Shape Space Spectra
Yue Chang, Otman Benchekroun, Maurizio M. Chiaramonte, Peter Yichen Chen, Eitan Grinspun
TL;DR
Shape Space Spectra introduces a differentiable, discretization-agnostic framework to compute eigenfunctions across continuously parameterized shape spaces by learning neural-field representations conditioned on a shape code. It develops a novel trio of techniques—joint training, gradient causal filtering, and shape-dependent causal sorting—to maintain consistent eigenmodes across space where eigenvalues cross, enabling a single reduced-order model for an entire shape family. The approach extends from single-shape eigenanalysis to shape-space eigenanalysis, supports elasticity, and yields practical benefits in reduced-space simulations, differentiable shape optimization, and differentiable modal sound synthesis.

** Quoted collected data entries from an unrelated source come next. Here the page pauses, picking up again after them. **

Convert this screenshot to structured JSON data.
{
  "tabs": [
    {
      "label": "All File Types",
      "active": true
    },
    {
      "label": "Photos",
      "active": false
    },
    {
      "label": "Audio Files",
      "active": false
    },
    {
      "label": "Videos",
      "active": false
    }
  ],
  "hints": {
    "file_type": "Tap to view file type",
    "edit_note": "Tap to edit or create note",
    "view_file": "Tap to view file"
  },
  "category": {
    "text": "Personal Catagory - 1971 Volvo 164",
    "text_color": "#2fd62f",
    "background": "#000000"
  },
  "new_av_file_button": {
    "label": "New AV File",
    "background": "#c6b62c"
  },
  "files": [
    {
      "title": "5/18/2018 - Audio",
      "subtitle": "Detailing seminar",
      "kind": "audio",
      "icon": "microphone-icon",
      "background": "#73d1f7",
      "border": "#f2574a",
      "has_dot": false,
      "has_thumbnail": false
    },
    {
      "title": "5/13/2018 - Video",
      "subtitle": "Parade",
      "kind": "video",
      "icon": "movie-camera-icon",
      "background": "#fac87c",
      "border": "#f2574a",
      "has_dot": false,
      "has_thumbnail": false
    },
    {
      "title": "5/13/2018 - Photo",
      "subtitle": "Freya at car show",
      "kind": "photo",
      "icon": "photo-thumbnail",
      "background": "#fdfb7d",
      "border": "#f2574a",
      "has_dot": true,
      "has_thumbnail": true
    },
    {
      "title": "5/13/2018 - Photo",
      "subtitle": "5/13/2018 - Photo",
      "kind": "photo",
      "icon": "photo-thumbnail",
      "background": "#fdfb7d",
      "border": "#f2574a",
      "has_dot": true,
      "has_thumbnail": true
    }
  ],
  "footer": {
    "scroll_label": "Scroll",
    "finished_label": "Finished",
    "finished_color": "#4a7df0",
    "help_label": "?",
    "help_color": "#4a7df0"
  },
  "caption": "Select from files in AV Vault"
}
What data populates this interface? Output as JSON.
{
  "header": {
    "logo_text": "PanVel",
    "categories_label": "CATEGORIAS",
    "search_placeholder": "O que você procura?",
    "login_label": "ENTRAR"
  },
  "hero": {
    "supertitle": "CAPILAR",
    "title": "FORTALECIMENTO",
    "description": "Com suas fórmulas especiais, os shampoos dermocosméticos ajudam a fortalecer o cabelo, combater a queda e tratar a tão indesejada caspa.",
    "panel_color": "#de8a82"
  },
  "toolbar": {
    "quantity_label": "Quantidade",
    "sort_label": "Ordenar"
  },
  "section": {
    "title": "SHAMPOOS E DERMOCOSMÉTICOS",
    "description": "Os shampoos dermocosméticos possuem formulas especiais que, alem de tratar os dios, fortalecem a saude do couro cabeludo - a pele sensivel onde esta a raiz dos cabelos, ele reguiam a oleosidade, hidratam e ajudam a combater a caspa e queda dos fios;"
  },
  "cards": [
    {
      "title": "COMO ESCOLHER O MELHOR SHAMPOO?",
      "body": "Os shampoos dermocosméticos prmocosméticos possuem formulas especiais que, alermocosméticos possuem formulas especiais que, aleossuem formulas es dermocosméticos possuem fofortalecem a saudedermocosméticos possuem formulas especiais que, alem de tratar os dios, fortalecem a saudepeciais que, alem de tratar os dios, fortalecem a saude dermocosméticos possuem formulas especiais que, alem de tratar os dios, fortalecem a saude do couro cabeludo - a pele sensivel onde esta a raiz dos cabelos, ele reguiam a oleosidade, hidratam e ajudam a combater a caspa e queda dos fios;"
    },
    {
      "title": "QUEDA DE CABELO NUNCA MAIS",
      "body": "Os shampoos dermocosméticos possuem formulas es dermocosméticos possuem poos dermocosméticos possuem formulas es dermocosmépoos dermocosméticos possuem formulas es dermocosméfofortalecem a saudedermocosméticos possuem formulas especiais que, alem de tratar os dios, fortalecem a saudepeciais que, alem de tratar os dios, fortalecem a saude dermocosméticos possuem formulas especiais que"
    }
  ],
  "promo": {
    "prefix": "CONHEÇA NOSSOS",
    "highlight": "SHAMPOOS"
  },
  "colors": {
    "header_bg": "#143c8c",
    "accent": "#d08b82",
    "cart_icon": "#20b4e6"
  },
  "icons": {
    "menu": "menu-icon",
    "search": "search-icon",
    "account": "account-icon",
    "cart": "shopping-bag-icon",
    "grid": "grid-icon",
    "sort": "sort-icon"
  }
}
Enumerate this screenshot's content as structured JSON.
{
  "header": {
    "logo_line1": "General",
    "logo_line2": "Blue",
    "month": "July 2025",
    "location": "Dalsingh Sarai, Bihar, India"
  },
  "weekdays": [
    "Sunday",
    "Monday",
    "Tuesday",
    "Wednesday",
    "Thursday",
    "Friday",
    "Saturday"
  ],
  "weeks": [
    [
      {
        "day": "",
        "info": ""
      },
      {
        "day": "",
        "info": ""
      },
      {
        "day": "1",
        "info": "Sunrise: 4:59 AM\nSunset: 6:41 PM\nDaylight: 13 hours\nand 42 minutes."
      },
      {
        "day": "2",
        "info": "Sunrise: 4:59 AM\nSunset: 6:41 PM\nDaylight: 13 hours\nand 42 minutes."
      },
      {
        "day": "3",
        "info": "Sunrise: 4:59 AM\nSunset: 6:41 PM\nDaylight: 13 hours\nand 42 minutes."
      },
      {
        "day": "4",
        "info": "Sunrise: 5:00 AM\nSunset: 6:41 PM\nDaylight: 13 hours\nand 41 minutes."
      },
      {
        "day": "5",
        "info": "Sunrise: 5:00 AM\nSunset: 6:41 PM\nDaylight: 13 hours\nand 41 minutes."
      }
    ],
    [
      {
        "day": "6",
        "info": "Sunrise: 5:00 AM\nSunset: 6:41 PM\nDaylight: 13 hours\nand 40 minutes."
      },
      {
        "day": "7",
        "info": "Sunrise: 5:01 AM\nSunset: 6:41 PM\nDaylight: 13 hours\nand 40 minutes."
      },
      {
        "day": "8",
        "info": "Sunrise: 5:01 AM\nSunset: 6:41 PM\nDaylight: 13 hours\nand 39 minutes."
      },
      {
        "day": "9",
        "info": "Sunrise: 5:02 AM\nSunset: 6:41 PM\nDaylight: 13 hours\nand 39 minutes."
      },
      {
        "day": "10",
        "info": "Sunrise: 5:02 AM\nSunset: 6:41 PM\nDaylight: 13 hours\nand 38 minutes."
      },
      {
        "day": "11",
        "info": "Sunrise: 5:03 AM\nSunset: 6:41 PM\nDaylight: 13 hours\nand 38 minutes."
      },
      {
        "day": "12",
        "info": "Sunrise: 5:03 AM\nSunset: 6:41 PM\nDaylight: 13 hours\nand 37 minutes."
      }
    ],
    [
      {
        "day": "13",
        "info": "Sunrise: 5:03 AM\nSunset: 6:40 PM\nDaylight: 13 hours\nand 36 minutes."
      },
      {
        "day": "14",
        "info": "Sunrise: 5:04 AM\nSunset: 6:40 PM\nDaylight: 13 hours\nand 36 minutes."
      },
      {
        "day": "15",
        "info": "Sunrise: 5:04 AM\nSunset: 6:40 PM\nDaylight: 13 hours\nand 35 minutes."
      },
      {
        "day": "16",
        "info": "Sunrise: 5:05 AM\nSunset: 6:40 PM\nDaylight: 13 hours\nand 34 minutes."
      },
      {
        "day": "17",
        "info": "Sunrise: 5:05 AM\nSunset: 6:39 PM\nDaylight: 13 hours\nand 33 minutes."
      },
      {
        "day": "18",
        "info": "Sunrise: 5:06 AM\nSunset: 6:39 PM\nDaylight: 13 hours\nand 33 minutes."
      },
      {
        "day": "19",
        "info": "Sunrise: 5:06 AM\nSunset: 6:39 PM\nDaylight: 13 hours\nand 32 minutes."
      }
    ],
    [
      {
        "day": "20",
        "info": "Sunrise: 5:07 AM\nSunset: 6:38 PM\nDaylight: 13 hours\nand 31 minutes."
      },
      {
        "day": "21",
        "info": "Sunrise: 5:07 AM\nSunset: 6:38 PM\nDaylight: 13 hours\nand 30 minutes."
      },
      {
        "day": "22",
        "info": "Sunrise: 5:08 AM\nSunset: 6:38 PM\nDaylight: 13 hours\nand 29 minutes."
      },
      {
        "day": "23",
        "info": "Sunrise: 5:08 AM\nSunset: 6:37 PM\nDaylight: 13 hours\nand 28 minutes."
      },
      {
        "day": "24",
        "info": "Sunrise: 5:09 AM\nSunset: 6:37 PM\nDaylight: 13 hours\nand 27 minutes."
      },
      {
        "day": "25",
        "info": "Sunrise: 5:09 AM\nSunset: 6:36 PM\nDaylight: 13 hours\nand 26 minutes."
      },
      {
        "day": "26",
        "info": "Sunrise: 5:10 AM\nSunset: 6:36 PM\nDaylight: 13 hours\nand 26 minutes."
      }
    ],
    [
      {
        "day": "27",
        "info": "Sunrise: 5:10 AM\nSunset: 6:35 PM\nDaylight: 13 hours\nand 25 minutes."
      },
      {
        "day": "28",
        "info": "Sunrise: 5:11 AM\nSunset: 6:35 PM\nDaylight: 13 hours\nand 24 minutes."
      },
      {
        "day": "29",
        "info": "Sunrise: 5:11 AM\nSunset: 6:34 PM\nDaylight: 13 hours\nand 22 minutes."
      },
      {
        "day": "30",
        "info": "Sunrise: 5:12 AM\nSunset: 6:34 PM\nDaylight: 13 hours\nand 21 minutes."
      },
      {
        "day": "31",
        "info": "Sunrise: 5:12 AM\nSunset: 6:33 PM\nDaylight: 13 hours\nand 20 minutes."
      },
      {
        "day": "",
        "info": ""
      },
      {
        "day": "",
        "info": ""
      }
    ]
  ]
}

By enabling eigenanalysis over arbitrary shape representations (including neural implicit fields) and ensuring differentiability with respect to shape parameters, the method facilitates fast queries, warm-starts for PDE solvers, and robust design across diverse geometries. Empirical results show competitive agreement with discrete operators, rotation invariance, and substantial speedups for large shape-space queries, highlighting its potential for broad applications in physics-informed design and spectral geometry.
Abstract
Eigenanalysis of differential operators, such as the Laplace operator or elastic energy Hessian, is typically restricted to a single shape and its discretization, limiting reduced order modeling (ROM). We introduce the first eigenanalysis method for continuously parameterized shape families. Given a parametric shape, our method constructs spatial neural fields that represent eigenfunctions across the entire shape space. It is agnostic to the specific shape representation, requiring only an inside/outside indicator function that depends on shape parameters. Eigenfunctions are computed by minimizing a variational principle over nested spaces with orthogonality constraints. Since eigenvalues may swap dominance at points of multiplicity, we jointly train multiple eigenfunctions while dynamically reordering them based on their eigenvalues at each step. Through causal gradient filtering, this reordering is reflected in backpropagation. Our method enables applications to operate over shape space, providing a single ROM that encapsulates vibration modes for all shapes, including previously unseen ones. Since our eigenanalysis is differentiable with respect to shape parameters, it facilitates eigenfunction-aware shape optimization. We evaluate our approach on shape optimization for sound synthesis and locomotion, as well as reduced-order modeling for elastodynamic simulation.